The Jewish Week’s annual 36 Under 36 honors young leaders, entrepreneurs and change-makers who are making a difference in the life of Jewish New York. For the full list of this year’s “36ers,” click here.
What do you do?
I am a third year rabbinical student at Hebrew Union College and the director of youth Engagement at Temple Sinai in Summit, New Jersey. After being selected for the Reform movement’s Jew v’Nation Jew of Color Fellowship, I co-created and co-lead an anti-racial bias training for Jewish youth professionals. I consult and give trainings for Jewish organizations looking to become more inclusive. As a diversity, equity, and inclusion (DEI) facilitator, I have worked with dozens of organizations across the United States and in Israel, helping them unlearn their biases and understand the diversity of the Jewish world. After ordination, I hope to continue working on racial justice within the Jewish community, specifically with youth.
How does your Jewish identity influence your work?

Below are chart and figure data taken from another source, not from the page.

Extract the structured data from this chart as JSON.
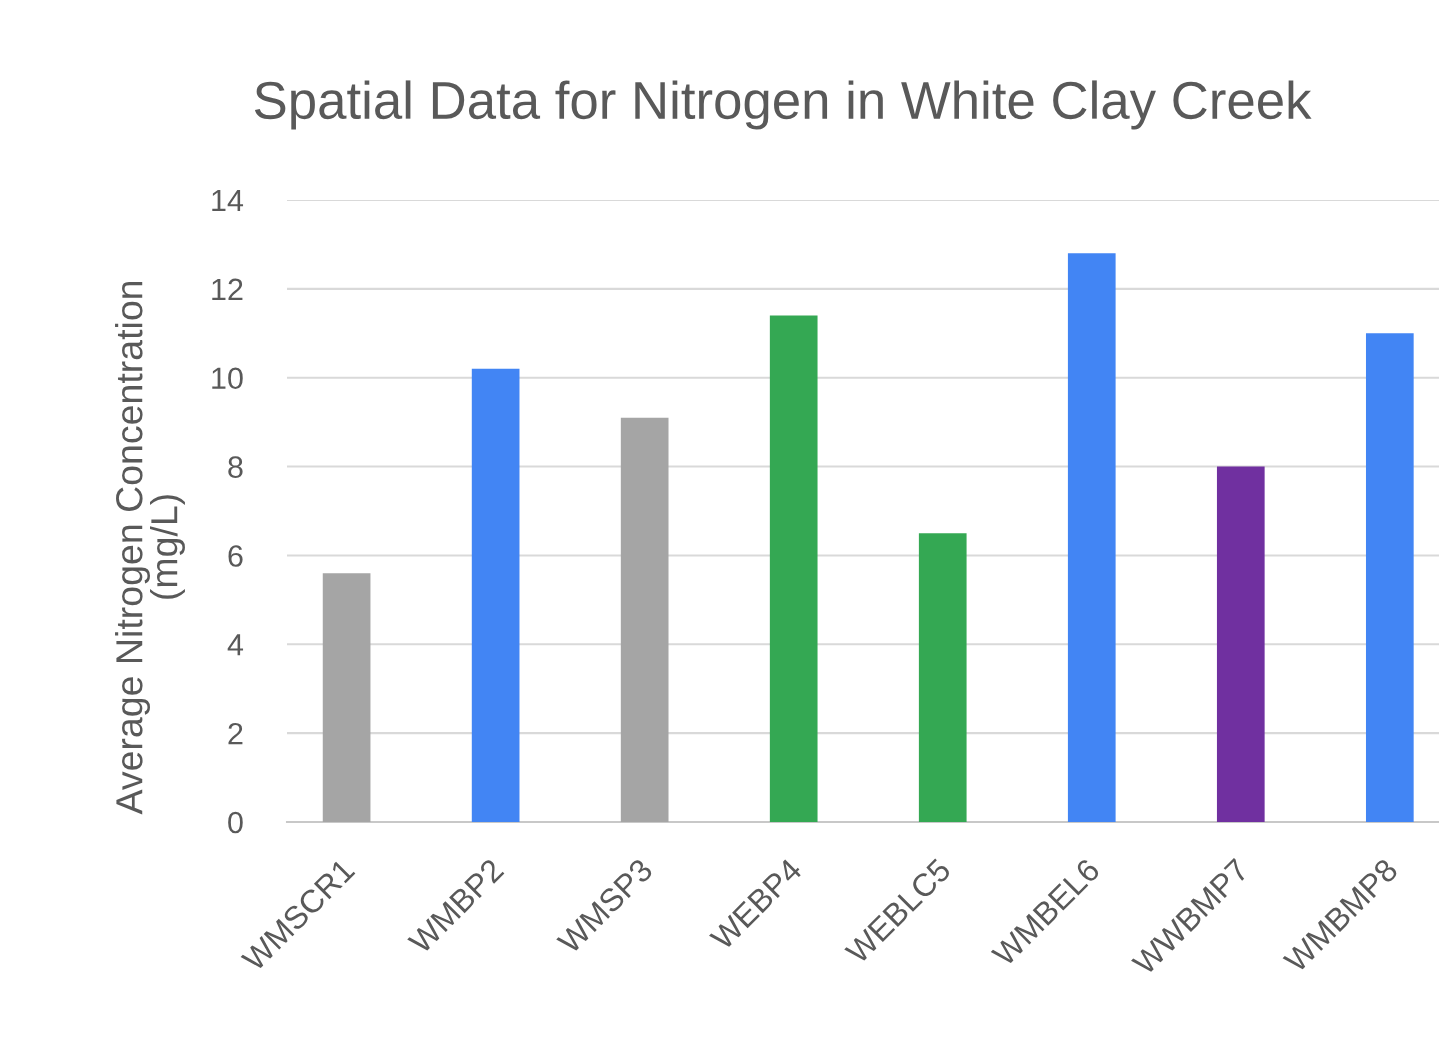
{
  "chart_data": {
    "type": "bar",
    "title": "Spatial Data for Nitrogen in White Clay Creek",
    "ylabel": "Average Nitrogen Concentration\n(mg/L)",
    "categories": [
      "WMSCR1",
      "WMBP2",
      "WMSP3",
      "WEBP4",
      "WEBLC5",
      "WMBEL6",
      "WWBMP7",
      "WMBMP8"
    ],
    "values": [
      5.6,
      10.2,
      9.1,
      11.4,
      6.5,
      12.8,
      8.0,
      11.0
    ],
    "colors": [
      "#a5a5a5",
      "#4285f4",
      "#a5a5a5",
      "#34a853",
      "#34a853",
      "#4285f4",
      "#7030a0",
      "#4285f4"
    ],
    "ylim": [
      0,
      14
    ],
    "yticks": [
      0,
      2,
      4,
      6,
      8,
      10,
      12,
      14
    ],
    "grid": "y"
  }
}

All of my identities (Jewish, black, queer) affect my work because I cannot show up anywhere without bringing all versions of my self. My DEI work is heavily influenced by the Jewish idea of tikkun middot, or bettering oneself. By centering justice, I help Jews become the best versions of themselves so they can better show up to those around them.
Was there a formative Jewish experience that influenced your life path?
I attended a large conference of Jews and I constantly received microaggressions: people thinking I was custodial staff, people mistaking for another Jew of color. In that moment, I realized that despite being proud of all the progressive accomplishments of my movement, the Jewish people had a lot of learning to do on their biases and internalized racism. From there, I joined a fellowship of Jews of color and learned to unlearn my own biases and help white Jews do the same, all through a Jewish lens.
In one sentence, what was your best experience as a Jewish New Yorker?
I ran into Chuck Schumer at a museum and at first I just thought he was someone from shul.